> Technically you don't have to be an employed developer to become a senior developer.
That's incredibly unlikely. Do you need to be an employed surgeon to become a senior (or whatever they call it) surgeon??
I very much doubt you can be senior without having actually spent years doing it professionally. The experience is everything, no book will give you the sort of understanding you need. That's unfortunately human nature, we are not capable to learn and internalize things simply from reading or watching others do it, we absolutely need to do it ourselves to truly learn. Didactic books always have exercises for this reason.
You can learn facts and techniques from books, obviously. But just because you've read a book about Michelin restaurants that you can now be a Michelin Chef.
> That's unfortunately human nature, we are not capable to learn and internalize things simply from reading or watching others do it, we absolutely need to do it ourselves to truly learn.
That is, and has always been, true. Currently, however, the narrative that is sold (and unfortunately accepted by so many of the senior developers who post here) is that the experience of telling someone else to do something is just as valuable.
Maybe they mean you can be not employed and build products yourself? Technically true, but that's like running your own surgeries or something, you're still doing surgery.
Analogies to other professions give your argument an air of legitimacy, with none.

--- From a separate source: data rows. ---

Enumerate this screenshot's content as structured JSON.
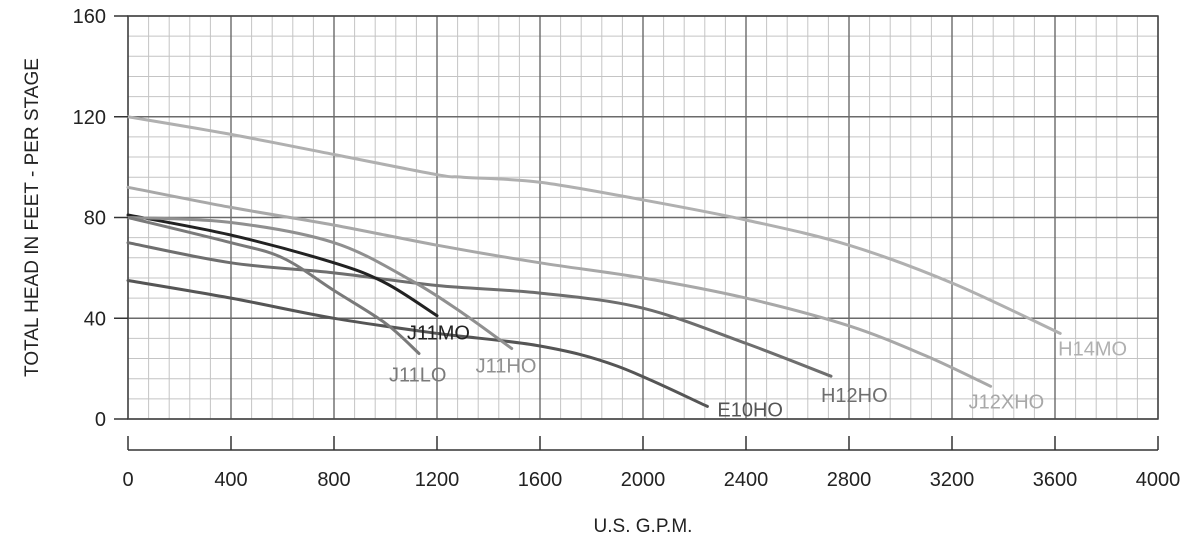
{
  "chart_data": {
    "type": "line",
    "title": "",
    "xlabel": "U.S. G.P.M.",
    "ylabel": "TOTAL HEAD IN FEET - PER STAGE",
    "xlim": [
      0,
      4000
    ],
    "ylim": [
      0,
      160
    ],
    "x_ticks": [
      "0",
      "400",
      "800",
      "1200",
      "1600",
      "2000",
      "2400",
      "2800",
      "3200",
      "3600",
      "4000"
    ],
    "y_ticks": [
      "0",
      "40",
      "80",
      "120",
      "160"
    ],
    "grid": true,
    "legend": "inline labels at curve ends",
    "series": [
      {
        "name": "H14MO",
        "color": "#b0b0b0",
        "points": [
          [
            0,
            120
          ],
          [
            400,
            113
          ],
          [
            800,
            105
          ],
          [
            1200,
            97
          ],
          [
            1300,
            96
          ],
          [
            1600,
            94
          ],
          [
            2000,
            87
          ],
          [
            2400,
            79
          ],
          [
            2800,
            69
          ],
          [
            3200,
            54
          ],
          [
            3620,
            34
          ]
        ]
      },
      {
        "name": "J12XHO",
        "color": "#a8a8a8",
        "points": [
          [
            0,
            92
          ],
          [
            400,
            84
          ],
          [
            800,
            77
          ],
          [
            1200,
            69
          ],
          [
            1600,
            62
          ],
          [
            2000,
            56
          ],
          [
            2400,
            48
          ],
          [
            2800,
            37
          ],
          [
            3100,
            25
          ],
          [
            3350,
            13
          ]
        ]
      },
      {
        "name": "H12HO",
        "color": "#6e6e6e",
        "points": [
          [
            0,
            70
          ],
          [
            400,
            62
          ],
          [
            800,
            58
          ],
          [
            1200,
            53
          ],
          [
            1600,
            50
          ],
          [
            2000,
            44
          ],
          [
            2400,
            30
          ],
          [
            2730,
            17
          ]
        ]
      },
      {
        "name": "E10HO",
        "color": "#555555",
        "points": [
          [
            0,
            55
          ],
          [
            400,
            48
          ],
          [
            800,
            40
          ],
          [
            1200,
            34
          ],
          [
            1600,
            29
          ],
          [
            1900,
            21
          ],
          [
            2250,
            5
          ]
        ]
      },
      {
        "name": "J11MO",
        "color": "#222222",
        "points": [
          [
            0,
            81
          ],
          [
            400,
            73
          ],
          [
            800,
            62
          ],
          [
            1000,
            54
          ],
          [
            1200,
            41
          ]
        ]
      },
      {
        "name": "J11HO",
        "color": "#909090",
        "points": [
          [
            0,
            80
          ],
          [
            400,
            78
          ],
          [
            800,
            70
          ],
          [
            1100,
            55
          ],
          [
            1300,
            42
          ],
          [
            1490,
            28
          ]
        ]
      },
      {
        "name": "J11LO",
        "color": "#7a7a7a",
        "points": [
          [
            0,
            80
          ],
          [
            400,
            70
          ],
          [
            600,
            64
          ],
          [
            800,
            51
          ],
          [
            1000,
            38
          ],
          [
            1130,
            26
          ]
        ]
      }
    ]
  }
}
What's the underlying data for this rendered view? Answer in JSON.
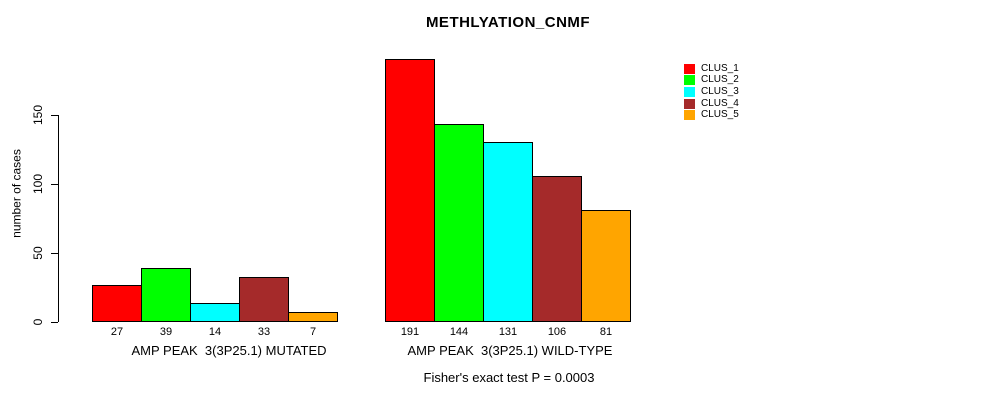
{
  "chart_data": {
    "type": "bar",
    "title": "METHLYATION_CNMF",
    "ylabel": "number of cases",
    "annotation": "Fisher's exact test P = 0.0003",
    "yticks": [
      0,
      50,
      100,
      150
    ],
    "ylim": [
      0,
      191
    ],
    "grid": false,
    "legend": {
      "position": "right",
      "entries": [
        {
          "label": "CLUS_1",
          "color": "#ff0000"
        },
        {
          "label": "CLUS_2",
          "color": "#00ff00"
        },
        {
          "label": "CLUS_3",
          "color": "#00ffff"
        },
        {
          "label": "CLUS_4",
          "color": "#a52a2a"
        },
        {
          "label": "CLUS_5",
          "color": "#ffa500"
        }
      ]
    },
    "series_colors": [
      "#ff0000",
      "#00ff00",
      "#00ffff",
      "#a52a2a",
      "#ffa500"
    ],
    "groups": [
      {
        "label": "AMP PEAK  3(3P25.1) MUTATED",
        "values": [
          27,
          39,
          14,
          33,
          7
        ],
        "value_labels": [
          "27",
          "39",
          "14",
          "33",
          "7"
        ]
      },
      {
        "label": "AMP PEAK  3(3P25.1) WILD-TYPE",
        "values": [
          191,
          144,
          131,
          106,
          81
        ],
        "value_labels": [
          "191",
          "144",
          "131",
          "106",
          "81"
        ]
      }
    ]
  }
}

There’s plenty of people in this world who are expert programmers without following any traditional path.
“Oh yeah, like who”, you say.
Con Kolivas, anaesthetist, work on kernel schedulers including the Staircase Deadline (RSDL) scheduler which was a precursor to the Completely Fair Scheduler in Linux and the Brain Fuck Scheduler and the ck Patchset.
I've never worked in a corporate environment beyond client projects.
Picked up a book on XHTML (no, that isn't a typo) and CSS in 2007, just kept trying to build stuff I wanted to build and backfilling knowledge as I went. Not only is it possible, it's preferred. ~20 years in and I've learned how to build my own full-stack JS framework, deployment infra, a CSS framework, and an embedded database to boot.
Not one drop of this would have been possible had I taken the traditional corporate track.